マガ9スポーツコラム

成熟したファンが待つキックオフ
─W杯南ア代表メンバー確定─

 先日、6月に開幕するサッカーワールドカップ・南アフリカ大会に出場する日本代表のメンバーが発表された。

 岡田武史監督にとっては隔世の感だろう。彼が日本代表を初めてワールドカップに導いた12年前の最終選考では、三浦知良をメンバーから外したことに対して、普段はサッカーに関心のなさそうな評論家まで意見を開陳するほど、議論が沸騰した。当時に比べれば、実に淡々とした発表だったといえる(川口能活の選出は小さな、うれしいサプライズだった)。

 一方、マスメディアにとっては、騒ぐネタが少なく、物足りなかったのではないだろうか。現在の代表には、中田英寿氏のような存在感のあるキャラクターはいない。しかも、今年2月に開かれた東アジアサッカー選手権の目を覆いたくなるようなプレー以降、日本代表チームは低迷を続けている。いまでは岡田監督が掲げる「目標はベスト4」について、誰もまともに言及しなくなった。

 岡田ジャパンは強いというコラムを以前に書いた私も、3位に終わった東アジア選手権は悪夢を見るようであった。でも、ここ最近の日本代表はさらなるステップアップのためにもがいていたのではないかと思っている。選手は岡田監督のいう「コンパクトなパス回し」を体得した。しかし、その上乗せとしての「自由な発想と想像力豊かなプレー」が果たせていない。そのように見えるのである。
 東アジア選手権の最終戦で韓国に1―3で負け、岡田監督の解任を求める声が上がったことに対して、右サイドバックを務めた内田篤人は次のようなコメントを残している。

 「なんで監督があんなふうに言われるのかが分からない。悪いのはオレたち。できてないのは選手なんだから」

 日本代表がこれからどれだけレベルアップできるかはわからない。ただ、選手の置かれている環境は悪くない気がする。マスメディアに必要以上に騒ぎ立てるネタはなく、サッカーファンも冷めているので、選手たちは余計な雑音や過剰な期待から、ある程度自由に最終調整へと入っていけるのではないかと思うのである。

 日本のサッカーファンは成熟した。

 日本代表の試合に空席が目立つと嘆く声がある一方、Jリーグ(J1)の観客動員数は減少しておらず、1試合の平均入場者数は2009年まで3年連続で1万9000人台をキープしている。

 たとえば、今シーズン久しぶりにJ1復帰を果たしたベガルタ仙台の活躍に地元サポーターは元気一杯だ。矢野貴章を代表に輩出したアルビレックス新潟は低迷しているが、観客の足はスタジアムから遠のいていない。
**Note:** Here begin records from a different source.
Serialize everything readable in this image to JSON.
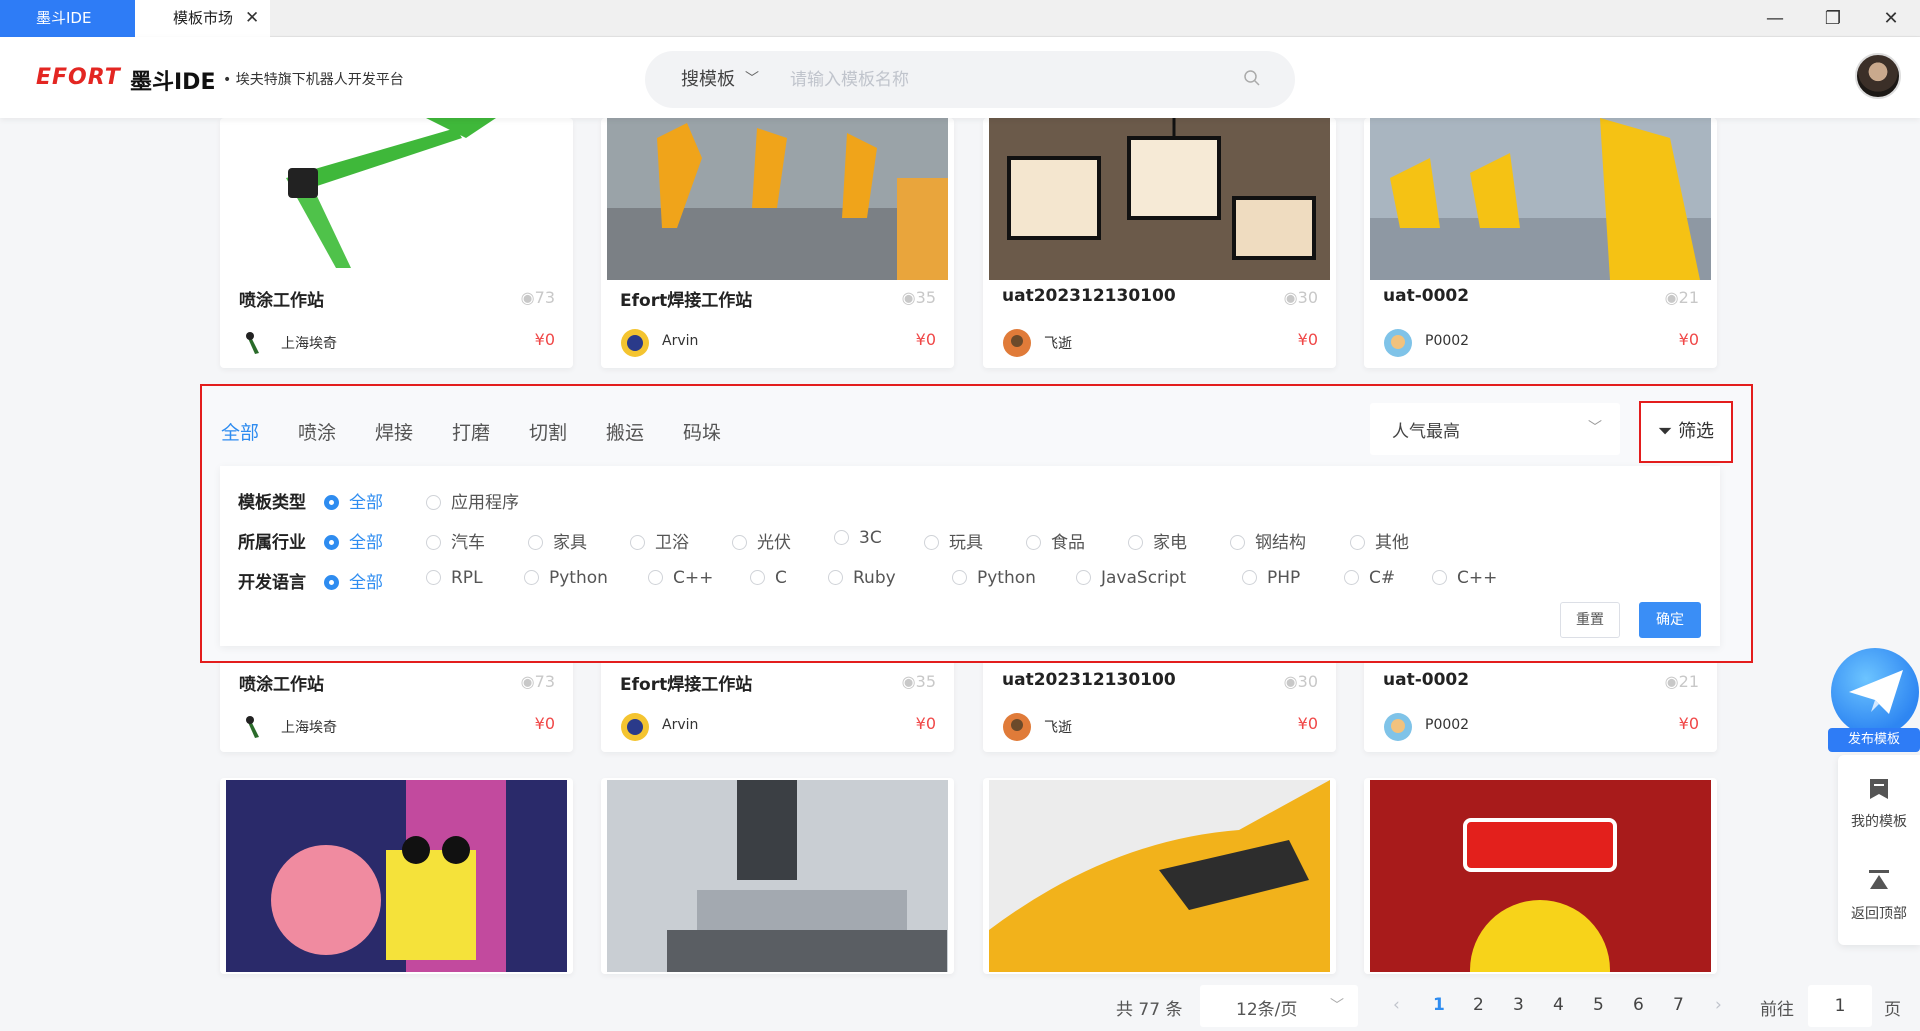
{
  "window": {
    "app_tab": "墨斗IDE",
    "active_tab": "模板市场",
    "close_glyph": "✕",
    "controls": [
      "—",
      "❐",
      "✕"
    ]
  },
  "header": {
    "brand": "EFORT",
    "product": "墨斗IDE",
    "tagline": "• 埃夫特旗下机器人开发平台",
    "search_type": "搜模板",
    "search_placeholder": "请输入模板名称"
  },
  "cards_top": [
    {
      "title": "喷涂工作站",
      "views": "73",
      "author": "上海埃奇",
      "price": "¥0"
    },
    {
      "title": "Efort焊接工作站",
      "views": "35",
      "author": "Arvin",
      "price": "¥0"
    },
    {
      "title": "uat202312130100",
      "views": "30",
      "author": "飞逝",
      "price": "¥0"
    },
    {
      "title": "uat-0002",
      "views": "21",
      "author": "P0002",
      "price": "¥0"
    }
  ],
  "cards_mid": [
    {
      "title": "喷涂工作站",
      "views": "73",
      "author": "上海埃奇",
      "price": "¥0"
    },
    {
      "title": "Efort焊接工作站",
      "views": "35",
      "author": "Arvin",
      "price": "¥0"
    },
    {
      "title": "uat202312130100",
      "views": "30",
      "author": "飞逝",
      "price": "¥0"
    },
    {
      "title": "uat-0002",
      "views": "21",
      "author": "P0002",
      "price": "¥0"
    }
  ],
  "filter": {
    "categories": [
      "全部",
      "喷涂",
      "焊接",
      "打磨",
      "切割",
      "搬运",
      "码垛"
    ],
    "active_category": "全部",
    "sort_value": "人气最高",
    "filter_label": "筛选",
    "rows": [
      {
        "label": "模板类型",
        "options": [
          "全部",
          "应用程序"
        ]
      },
      {
        "label": "所属行业",
        "options": [
          "全部",
          "汽车",
          "家具",
          "卫浴",
          "光伏",
          "3C",
          "玩具",
          "食品",
          "家电",
          "钢结构",
          "其他"
        ]
      },
      {
        "label": "开发语言",
        "options": [
          "全部",
          "RPL",
          "Python",
          "C++",
          "C",
          "Ruby",
          "Python",
          "JavaScript",
          "PHP",
          "C#",
          "C++"
        ]
      }
    ],
    "reset_label": "重置",
    "confirm_label": "确定"
  },
  "side": {
    "publish_label": "发布模板",
    "my_templates_label": "我的模板",
    "back_top_label": "返回顶部"
  },
  "pagination": {
    "total": "共 77 条",
    "page_size": "12条/页",
    "pages": [
      "1",
      "2",
      "3",
      "4",
      "5",
      "6",
      "7"
    ],
    "current_page": "1",
    "prev_glyph": "‹",
    "next_glyph": "›",
    "goto_label": "前往",
    "goto_value": "1",
    "page_suffix": "页"
  },
  "colors": {
    "accent": "#2e8cf0",
    "brand_red": "#e32622",
    "highlight_red": "#e31d1d",
    "price": "#f04848"
  }
}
 日本代表の試合は盛り上がらないとマスメディアが深刻な様子で伝えるのは、テレビの視聴率が取れなかったり、新聞や雑誌のサッカー特集が読まれなくなったりしているからだろう。日本代表が躍進しようが、しまいが、おらがチームを応援するサポーターの姿勢は変わっていない。

 日本のサッカー界は、ナショナルチームの人気がJリーグのそれを牽引していくようなスポーツ途上国型を卒業したのだと思う。

 2002年の日韓ワールドカップ、2006年のドイツワールドカップに出場したドイツ代表の下馬評は必ずしも高くなかった。もともとマスメディアがはしゃいだりしないお国柄だが、ドイツ代表は一試合ごとに戦前の評価を翻し、それに従って国内も盛り上がり、決勝(日韓W杯)、準決勝(ドイツW杯)へと勝ち上がっていったのである。

 いまの日本代表を当時のドイツ代表に重ねるわけにはいかないが、日本の弱さが露呈してしまったことで、皮肉にも岡田監督の言う「世界を(そして日本人も)驚かす」条件は整った。サポーターは冷めた目で、南アでのキックオフの笛を待っている。

 初戦のカメルーン戦まであと1カ月――。